We don't have to believe morality is fixed. We worked out that slavery - assumed by Jesus, used as analogy by Paul - is wrong. We accepted that when someone can't pay their debts to us the answer is for them to be declared bankrupt - forgiven, if you like - not to do seven years' free work for us and then run the risk we'll stick a nail through their ear. Some of us -  against both Old and New Testament teaching - eat black pudding. We reckoned that you can apply reason to tradition, and both to Scripture, without falling outside the bounds of God's Kingdom.

And we have seen the terrible injustices that have resulted from the application of laws without love. But we have seen how the love of Jesus overcame the laws of the world. So some of us, if we have to choose between love and law, we'll go for love.

And some of us have seen that love is expressed just as much between people of the same sex as between those of different ones. And figured that maybe where people of the same sex want to express their lifelong love of each other - and to have that love expressly commited to the eternal love of God in a religious service of commitment - they should be allowed to do so.

Incidentally, our favourite lesbian transgender vicar - when not writing a brilliant response-  has gone so far as to declare the vile things that happen in her bed. And published it for all to see. She eats biscuits, apparently.

Well, what can I say? Crumbs.


  1. That's grim. What happened to stuff about love, mercy and not judging in the Bible? It is generally agreed witch hunts were a bad thing in the 17th century, so what makes some Christians think they're alright now?

  2. I'm no theologian, or philosopher, nor do I have any desire to "out" gay clergy or anyone else. But it seems to me that if you are saying that morality is not fixed, you run the risk of cherry-picking only those bits of it that you (or any individual)feels comfortable with.

    Many cultures have no problem with lying, and I don't mean "little white lies". Many cultures have not at all our concept of cruelty, particularly towards animals. I could go on, but you get my drift. So who decides? I would submit that the individual conscience is not a safe guide in this. When the late unlamented Fred West (may God have mercy on his soul) was questioned about his perverted crimes, he was genuinely bewildered. He had himself grown up in a weird household, and to him torture of women and murder were not abnormal. So he innocently said, "Doesn't everybody?"
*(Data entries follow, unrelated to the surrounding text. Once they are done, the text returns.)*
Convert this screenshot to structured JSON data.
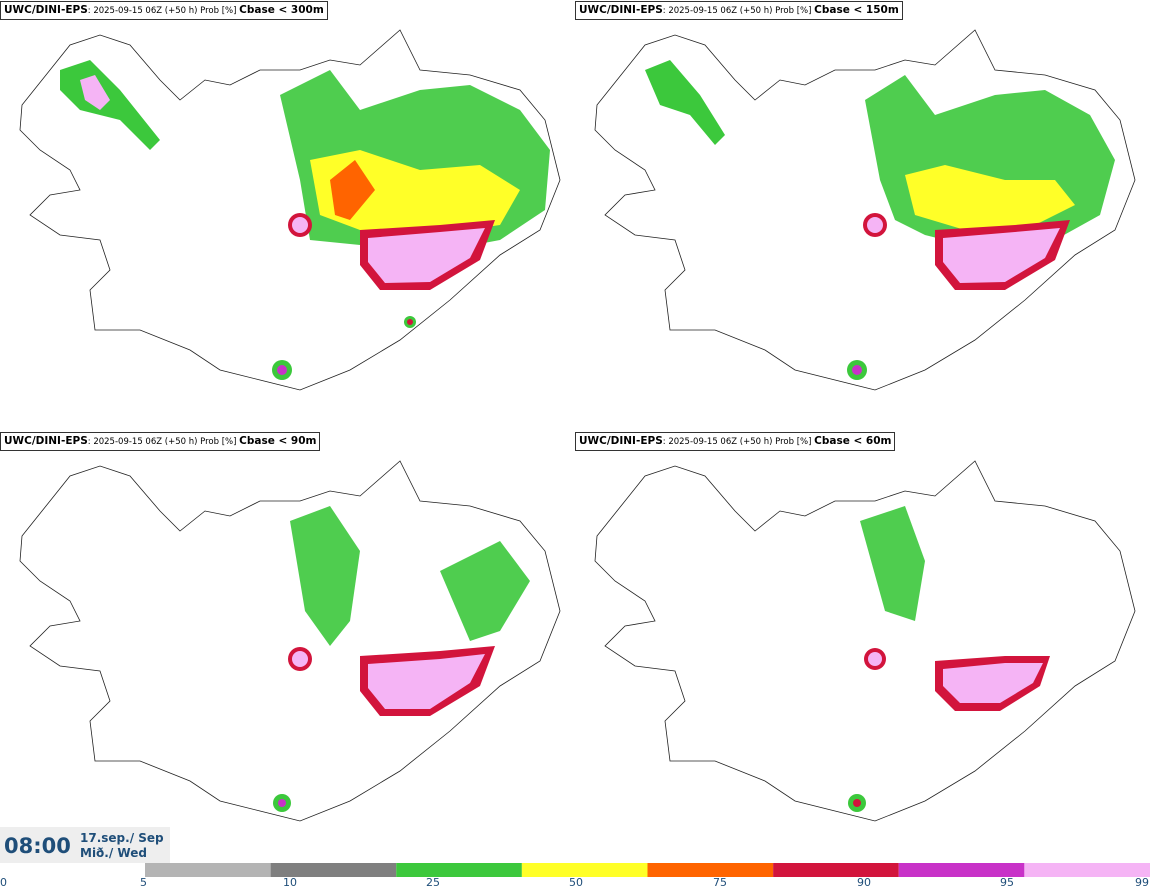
{
  "panels": [
    {
      "model": "UWC/DINI-EPS",
      "run": ": 2025-09-15 06Z (+50 h) Prob [%]",
      "label": "Cbase < 300m"
    },
    {
      "model": "UWC/DINI-EPS",
      "run": ": 2025-09-15 06Z (+50 h) Prob [%]",
      "label": "Cbase < 150m"
    },
    {
      "model": "UWC/DINI-EPS",
      "run": ": 2025-09-15 06Z (+50 h) Prob [%]",
      "label": "Cbase < 90m"
    },
    {
      "model": "UWC/DINI-EPS",
      "run": ": 2025-09-15 06Z (+50 h) Prob [%]",
      "label": "Cbase < 60m"
    }
  ],
  "valid": {
    "time": "08:00",
    "date_line1": "17.sep./ Sep",
    "date_line2": "Mið./ Wed"
  },
  "colorbar": {
    "ticks": [
      "0",
      "5",
      "10",
      "25",
      "50",
      "75",
      "90",
      "95",
      "99"
    ],
    "colors": [
      "#ffffff",
      "#b4b4b4",
      "#7f7f7f",
      "#3cc83c",
      "#ffff28",
      "#ff6400",
      "#d2143c",
      "#c832c8",
      "#f5b4f5"
    ]
  }
}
    The People of the Book are as prone as any other religionists to cherry-picking, as you point out. I haven't got any answer to this. Maybe you have?

    1. You don't really run any risks. You sit together in a group around tea lights and spend a few years discussing the morality of whatever issue is troubling your group. And you look at who is harmed by the various options open to you. And then you choose the option that causes least harm to the least number of people.

      You cherry-pick the good bits, absolutely. That's what moral reasoning is all about.

  3. Yes, but what if the moral issue troubling your group isn't seen as a moral issue at all by other groups? Or if it is seen as a moral issue, but in a diametrically opposite way to the view taken by your group? If morality is relative, whose view decides?

  4. The idea of taking the whole Bible as mandatory, and refusing to 'cherry-pick', is okay if you haven't read it. But if you have, you know that nobody actually tries to obey all the commands in it. The Anabaptists tried for a while in the 16th century. Then they decided to settle for just the New Testament. Then they decided to settle for just the Sermon on the Mount.

  5. GAFCOn sounds like someone who lets out places they don't own to unsuspecting punters than scarper with the money.

    And the ABC was today pictured virtually necking with the Arch Bishop of Nigeria (a former General), which will go down well with his GACFCON mates?